Rats were deeply anesthetized with an overdose of sodium pentobarbitone (120 mg/kg, i.p.) and were transcardially perfused with normal saline and 4% paraformaldehyde in 0.1 M phosphate buffer at pH 7.4. The skin tissues with the injection point in the middle was harvested. Tissues were postfixed at 4°C in the perfusion fixative for 8 h, cryoprotected in 30% sucrose overnight, and sectioned at 15 μm on a cryostat in a plane perpendicular to the skin surface and parallel to the long axis of the foot. The sections were mounted onto gelatin-coated slides, air-dried overnight, and used for double-immunofluorescence labeling of β-endorphin with markers of keratinocytes, macrophages, or T-lymphocytes [14, 25].

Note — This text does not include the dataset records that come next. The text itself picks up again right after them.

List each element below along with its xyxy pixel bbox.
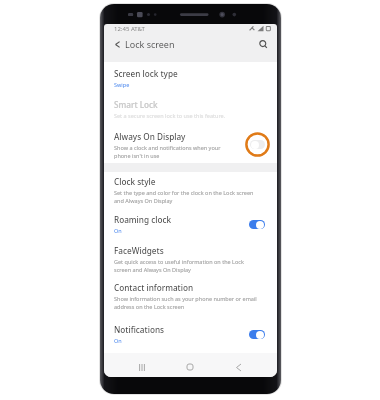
button[interactable]: Search [256,37,270,51]
button[interactable]: Notifications [104,320,277,350]
button[interactable]: FaceWidgets [104,241,277,278]
staticText: Screen lock type [114,68,178,79]
staticText: 12:45 AT&T [114,25,145,33]
button[interactable]: Always On Display switch [245,132,270,157]
staticText: Smart Lock [114,99,158,110]
button[interactable]: Switch on [249,330,265,339]
staticText: Show information such as your phone numb… [114,295,262,311]
button[interactable]: Recents [133,358,151,376]
staticText: Swipe [114,81,130,88]
button[interactable]: Roaming clock [104,210,277,241]
staticText: On [114,337,122,344]
button[interactable]: Home [181,358,199,376]
button[interactable]: Smart Lock [104,95,277,127]
button[interactable]: Back [229,358,247,376]
button[interactable]: Always On Display [104,127,277,163]
staticText: On [114,227,122,234]
staticText: Contact information [114,282,194,293]
staticText: Always On Display [114,131,186,142]
button[interactable]: Screen lock type [104,64,277,95]
button[interactable]: Navigate up [112,37,122,51]
staticText: Get quick access to useful information o… [114,258,262,274]
staticText: Show a clock and notifications when your… [114,144,233,160]
staticText: Notifications [114,324,164,335]
staticText: Clock style [114,176,156,187]
staticText: Set a secure screen lock to use this fea… [114,112,226,119]
staticText: Lock screen [125,38,175,50]
button[interactable]: Switch on [249,220,265,229]
staticText: FaceWidgets [114,245,164,256]
staticText: Set the type and color for the clock on … [114,189,262,205]
button[interactable]: Clock style [104,172,277,210]
button[interactable]: Contact information [104,278,277,320]
staticText: Roaming clock [114,214,171,225]
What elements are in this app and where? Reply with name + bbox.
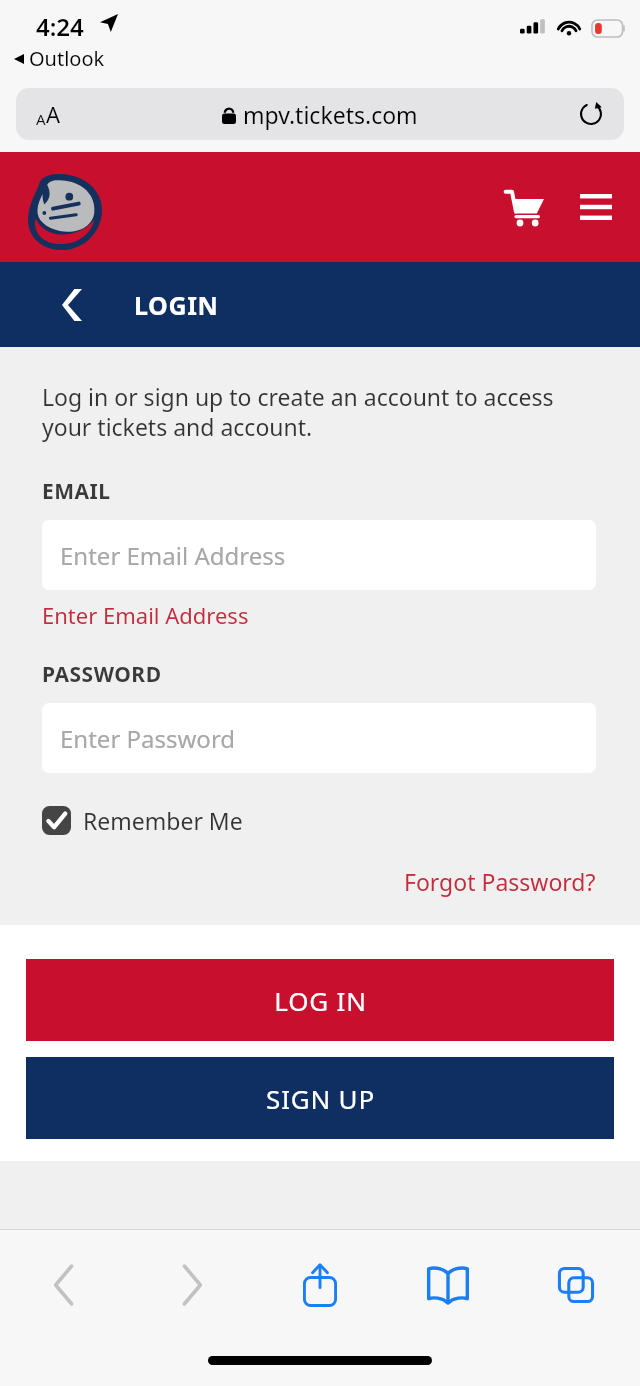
button[interactable]: Enter Password: [42, 703, 596, 773]
staticText: Remember Me: [83, 805, 243, 836]
button[interactable]: Tabs: [512, 1230, 640, 1340]
staticText: LOGIN: [134, 288, 219, 322]
staticText: EMAIL: [42, 477, 111, 506]
staticText: Outlook: [29, 45, 105, 72]
staticText: Enter Email Address: [42, 600, 249, 630]
button[interactable]: Bookmarks: [384, 1230, 512, 1340]
button[interactable]: LOG IN: [26, 959, 614, 1041]
staticText: LOG IN: [274, 983, 367, 1018]
button[interactable]: A: [16, 88, 624, 140]
button[interactable]: Menu: [572, 183, 620, 231]
button[interactable]: Cart: [498, 181, 550, 233]
button[interactable]: Remember Me: [42, 805, 243, 836]
staticText: SIGN UP: [266, 1081, 375, 1116]
button[interactable]: Forgot Password?: [404, 866, 596, 897]
button[interactable]: SIGN UP: [26, 1057, 614, 1139]
button[interactable]: Back: [50, 283, 94, 327]
staticText: PASSWORD: [42, 660, 162, 689]
staticText: Enter Email Address: [60, 539, 286, 572]
staticText: 4:24: [36, 10, 84, 43]
button[interactable]: Enter Email Address: [42, 520, 596, 590]
staticText: mpv.tickets.com: [243, 99, 418, 130]
staticText: A: [46, 99, 61, 129]
staticText: Enter Password: [60, 722, 236, 755]
button[interactable]: Reload: [574, 97, 608, 131]
staticText: A: [36, 109, 46, 129]
staticText: Log in or sign up to create an account t…: [42, 381, 596, 443]
button[interactable]: Share: [256, 1230, 384, 1340]
button[interactable]: [22, 170, 108, 256]
button[interactable]: Forward: [128, 1230, 256, 1340]
button[interactable]: Back: [0, 1230, 128, 1340]
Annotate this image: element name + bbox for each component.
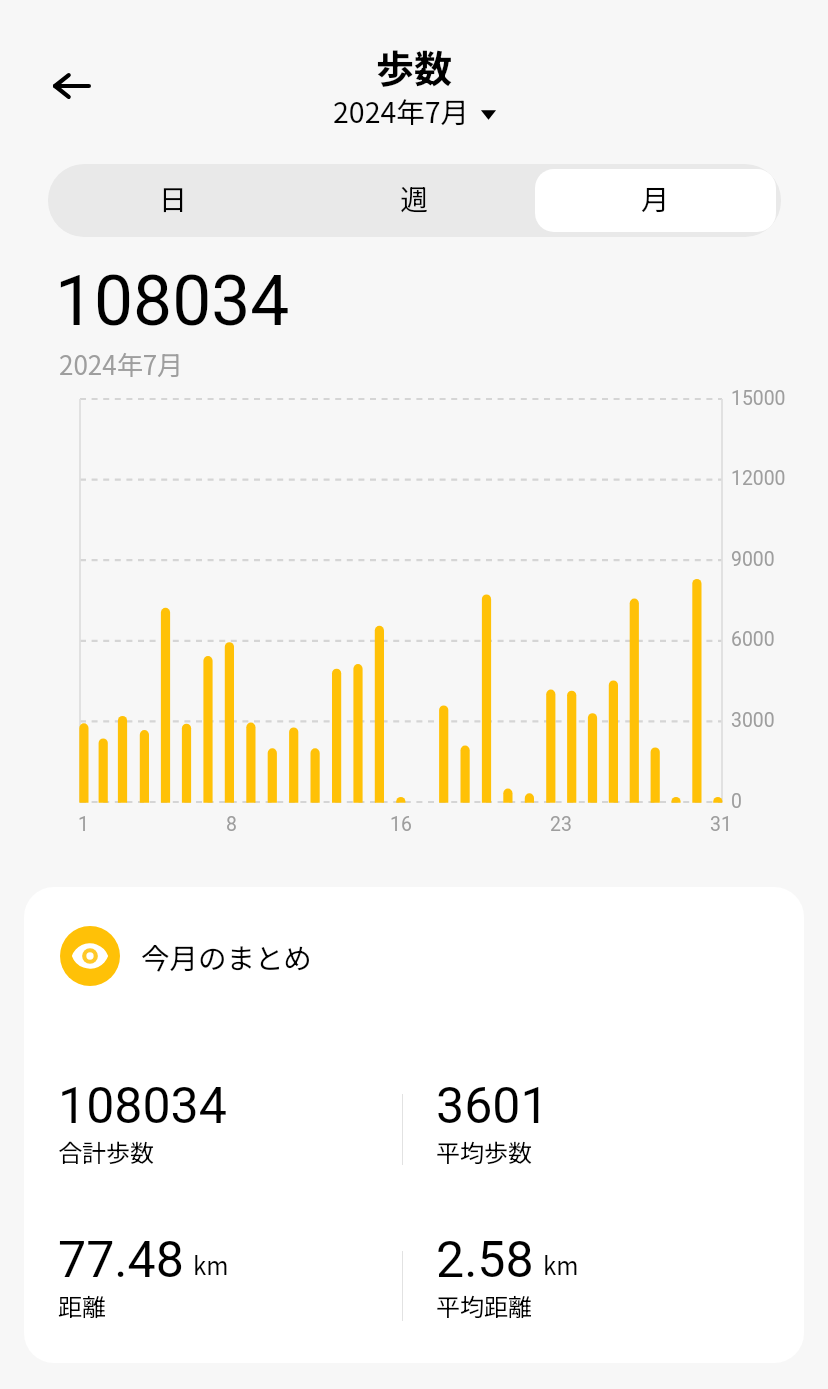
staticText: 108034 (58, 1077, 227, 1136)
staticText: 0 (731, 790, 742, 813)
staticText: 日 (159, 178, 188, 219)
button[interactable]: 日 (53, 169, 294, 232)
staticText: 31 (710, 813, 732, 836)
staticText: 2024年7月 (59, 345, 184, 383)
button[interactable]: 今月のまとめ (60, 926, 313, 986)
staticText: 8 (226, 813, 237, 836)
staticText: 23 (550, 813, 572, 836)
staticText: 108034 (55, 261, 290, 342)
staticText: 3601 (436, 1077, 549, 1136)
staticText: 77.48 (58, 1231, 184, 1290)
staticText: 今月のまとめ (141, 936, 313, 977)
staticText: 16 (390, 813, 412, 836)
button[interactable]: 週 (294, 169, 535, 232)
staticText: km (543, 1247, 579, 1282)
staticText: km (193, 1247, 229, 1282)
staticText: 15000 (731, 387, 786, 410)
staticText: 3000 (731, 709, 775, 732)
staticText: 週 (400, 178, 429, 219)
staticText: 歩数 (376, 39, 453, 94)
staticText: 2.58 (436, 1231, 534, 1290)
button[interactable]: Back (32, 46, 112, 126)
staticText: 距離 (58, 1288, 106, 1323)
button[interactable]: 月 (535, 169, 776, 232)
staticText: 2024年7月 (333, 90, 470, 131)
staticText: 平均距離 (436, 1288, 532, 1323)
staticText: 9000 (731, 548, 775, 571)
staticText: 6000 (731, 628, 775, 651)
staticText: 合計歩数 (58, 1134, 154, 1169)
staticText: 月 (641, 178, 670, 219)
staticText: 1 (78, 813, 89, 836)
staticText: 12000 (731, 467, 786, 490)
staticText: 平均歩数 (436, 1134, 532, 1169)
button[interactable]: 2024年7月 (329, 90, 500, 131)
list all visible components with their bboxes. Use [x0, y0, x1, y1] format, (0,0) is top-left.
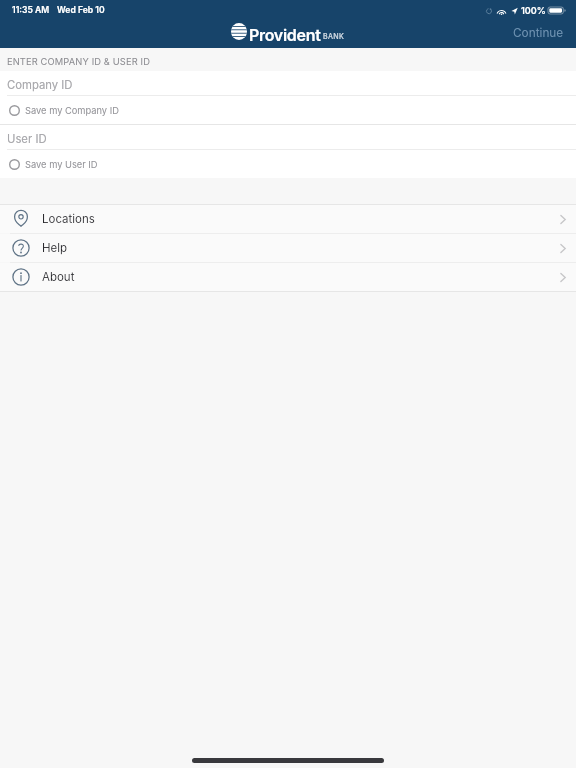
staticText: 11:35 AM [12, 5, 50, 15]
button[interactable]: User ID [0, 125, 576, 149]
other: Provident Bank logo [231, 23, 247, 40]
staticText: Wed Feb 10 [57, 5, 105, 15]
other: Save my Company ID [9, 105, 20, 116]
button[interactable]: Save my User ID [0, 150, 576, 178]
other: Location services [511, 7, 518, 15]
other: Open Locations [560, 215, 566, 224]
staticText: Save my User ID [25, 159, 98, 170]
staticText: Continue [513, 26, 564, 40]
button[interactable]: Continue [500, 23, 576, 46]
other: Locations icon [12, 210, 30, 228]
staticText: User ID [7, 132, 47, 146]
other: Open About [560, 273, 566, 282]
button[interactable]: Company ID [0, 71, 576, 95]
other: Open Help [560, 244, 566, 253]
staticText: Help [42, 241, 560, 255]
button[interactable]: Locations icon [0, 205, 576, 233]
staticText: Company ID [7, 78, 73, 92]
button[interactable]: Help icon [0, 234, 576, 262]
staticText: BANK [323, 32, 345, 41]
staticText: Provident [249, 25, 321, 44]
staticText: Locations [42, 212, 560, 226]
button[interactable]: About icon [0, 263, 576, 291]
other: Save my User ID [9, 159, 20, 170]
staticText: ENTER COMPANY ID & USER ID [7, 56, 151, 67]
other: Rotation lock [486, 7, 492, 15]
other: Help icon [12, 239, 30, 257]
staticText: About [42, 270, 560, 284]
staticText: 100% [521, 5, 546, 16]
staticText: Save my Company ID [25, 105, 119, 116]
button[interactable]: Save my Company ID [0, 96, 576, 124]
other: Battery 100 percent [548, 7, 565, 14]
other: About icon [12, 268, 30, 286]
other: Wi-Fi [497, 7, 506, 15]
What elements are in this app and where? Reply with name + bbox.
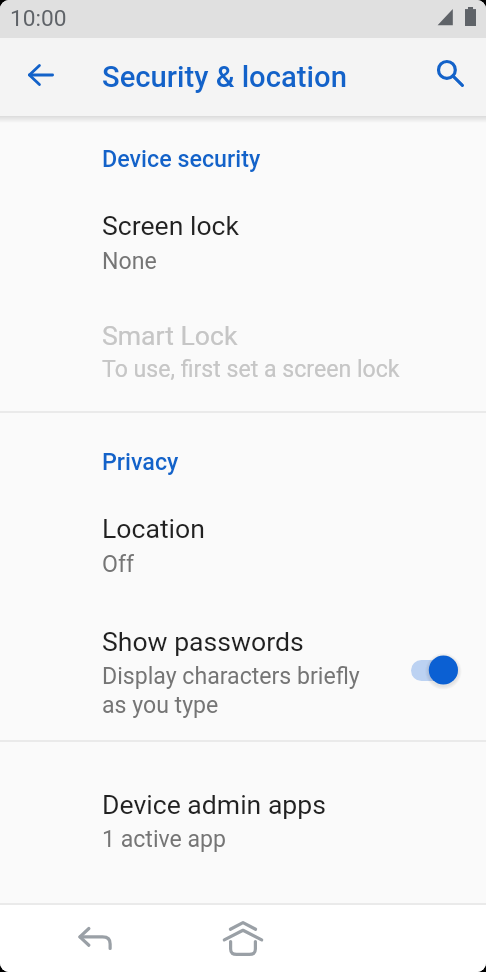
staticText: Location: [102, 513, 205, 544]
staticText: Privacy: [102, 448, 179, 475]
button[interactable]: Screen lock: [0, 210, 486, 275]
button[interactable]: Home: [209, 905, 277, 972]
button[interactable]: Navigate up: [13, 47, 69, 103]
button[interactable]: Show passwords: [0, 626, 486, 719]
staticText: To use, first set a screen lock: [102, 356, 400, 383]
staticText: Display characters briefly as you type: [102, 663, 360, 719]
button[interactable]: Back: [60, 905, 128, 972]
button[interactable]: Search: [419, 44, 475, 100]
staticText: Screen lock: [102, 210, 239, 241]
button[interactable]: Smart Lock: [0, 320, 486, 383]
button[interactable]: Location: [0, 513, 486, 578]
staticText: Off: [102, 551, 134, 578]
staticText: Show passwords: [102, 626, 304, 657]
staticText: Security & location: [102, 60, 347, 94]
staticText: Device security: [102, 145, 261, 172]
staticText: None: [102, 248, 157, 275]
staticText: 10:00: [10, 5, 67, 32]
staticText: Smart Lock: [102, 320, 238, 351]
staticText: 1 active app: [102, 826, 227, 853]
button[interactable]: Show passwords: [411, 650, 458, 690]
staticText: Device admin apps: [102, 789, 326, 820]
button[interactable]: Device admin apps: [0, 789, 486, 853]
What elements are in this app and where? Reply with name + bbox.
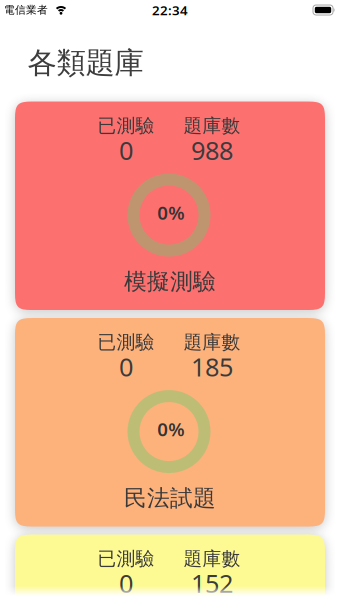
- button[interactable]: 已測驗: [15, 534, 325, 604]
- staticText: 0%: [157, 417, 184, 442]
- staticText: 題庫數: [184, 547, 240, 570]
- staticText: 0%: [157, 200, 184, 225]
- button[interactable]: 已測驗: [15, 318, 325, 526]
- staticText: 題庫數: [184, 114, 240, 137]
- staticText: 已測驗: [98, 547, 154, 570]
- button[interactable]: 已測驗: [15, 102, 325, 310]
- staticText: 各類題庫: [28, 45, 144, 81]
- staticText: 民法試題: [124, 484, 216, 512]
- staticText: 已測驗: [98, 114, 154, 137]
- staticText: 22:34: [152, 1, 188, 19]
- staticText: 模擬測驗: [124, 268, 216, 296]
- staticText: 185: [191, 350, 233, 384]
- staticText: 152: [191, 566, 233, 600]
- staticText: 題庫數: [184, 331, 240, 354]
- staticText: 0: [119, 134, 133, 167]
- staticText: 988: [191, 134, 233, 167]
- staticText: 電信業者: [4, 3, 48, 16]
- staticText: 已測驗: [98, 331, 154, 354]
- staticText: 0: [119, 566, 133, 600]
- staticText: 0: [119, 350, 133, 384]
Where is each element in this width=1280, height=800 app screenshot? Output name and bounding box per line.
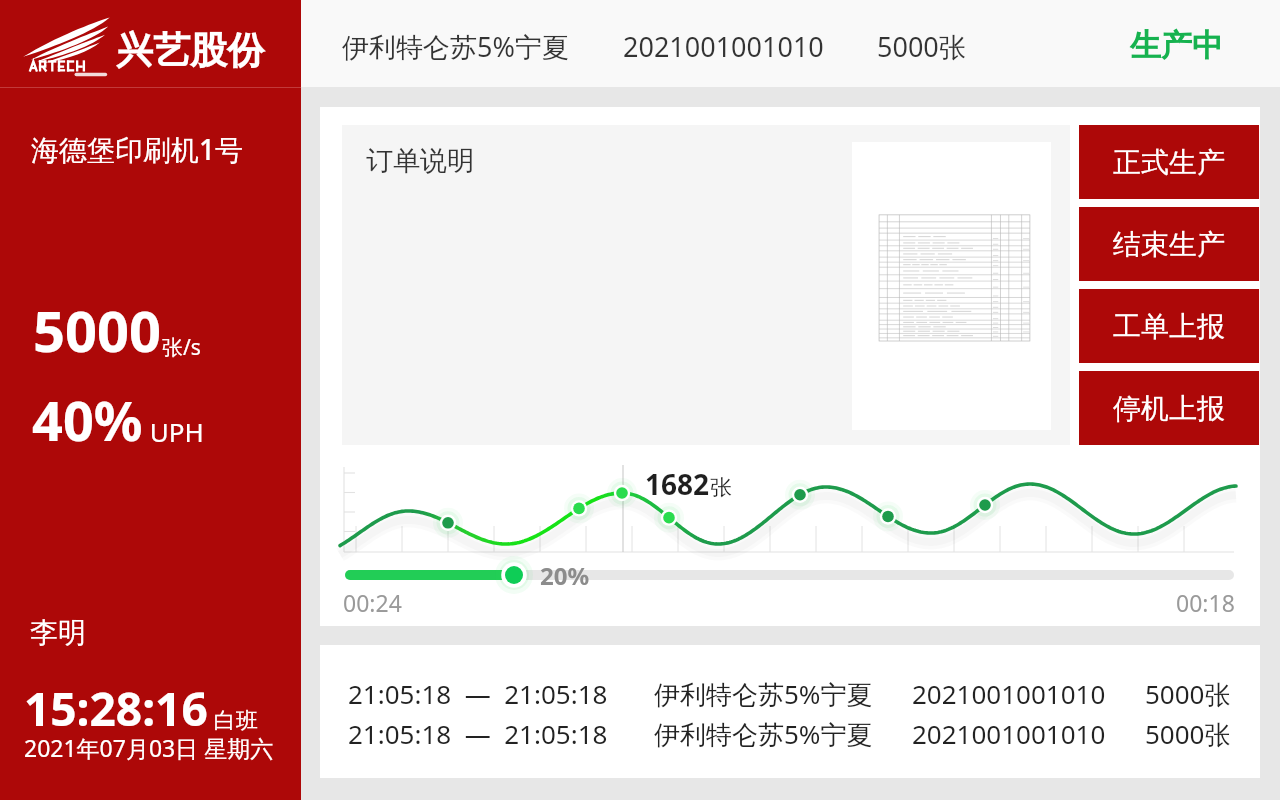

Double immunolabeling was performed with rabbit anti-β-endorphin (1:500; Abcam, Cambridge, UK) and mouse monoclonal anti-pan cytokeratin antibody (1:100; Abcam, Cambridge, UK) for identification of keratinocytes, mouse monoclonal anti-CD68 antibody (Clone ED1, 1:200; Serotec, Oxford, UK) for detection of macrophages, or mouse monoclonal anti-αβ T cell receptor (TCR) antibody (Clone R73, 1:200; BD Biosciences-PharMingen, San Diego, CA, USA) for identification of T-lymphocytes. The specificity of the β-endorphin antibody has been demonstrated by antigen preabsorption with the corresponding blocking peptides. The anti-pan cytokeratin antibody reacts specifically with the skin epidermal keratinocytes [48]. The anti-CD68 antibody specifically labels macrophages in the tissues [49]. The anti-TCR antibody is a specific marker for peripheral T-lymphocytes and does not react with γδ TCR-bearing T cells [50].

All sections were blocked for 30 min with 5% donkey serum and 0.2% Tween-20 in PBS, followed by incubation at 37°C for 1 hr then at 4°C overnight with the primary antibody diluted in PBS containing 5% bovine serum albumin (BSA). The sections were washed 4 times with 0.05% Tween-20 in PBS for 5 min, and incubated with a mixture of secondary antibodies: donkey anti-mouse IgG conjugated with Dynight 488 (1:400; Jackson ImmunoResearch) and donkey anti-rabbit IgG conjugated with Dynight 594 (1:500; Jackson ImmunoResearch). Sections were washed 4 times with 0.05% Tween-20 in PBS for 5 min, and then treated with the fluorescence-mounting medium to inhibit quenching of fluorescence before being coverslipped. Negative controls were included by omitting the primary antibodies and with primary antibodies preabsorbed with their specific blocking peptides in the above procedures, which resulted in no positive labeling in the skin tissues. Six rats per group were used for the double-immunolabeling and cell counting.

Digital confocal images were acquired using a laser scanning confocal microscope (FV500-IX71, Olympus, Japan). The sections were scanned using excitation at 488 nm (argon laser) for Dylight 488 and at 594 nm (helium neon laser) for Dylight 594. A total of 3-4 sections were imaged from the same skin tissues in each rat, and counting of single- and double-labeled cells was done on confocal images randomly taken from three view fields in each section. Cell counting was performed by an investigator in a blind fashion using NIH Image J software (Bethesda, MD, USA). The percentage of double-labeled cells in the total of single-labeled cells was used for statistical analysis.

Data are presented as means ± SEM. We used one-way ANOVA (mRNA and protein levels and the percentage of double-labeled cells) or two-way ANOVA (behavioral data) to determine the overall effect of interventions. Tukey's post hoc test was then used to determine the statistical difference in the mRNA and protein levels and the percentage of double-labeled cells between individual groups. To determine the statistical difference in the withdrawal thresholds between different groups and time points, we used Bonferroni's post hoc test. A P value of less than 0.05 was considered statistically significant.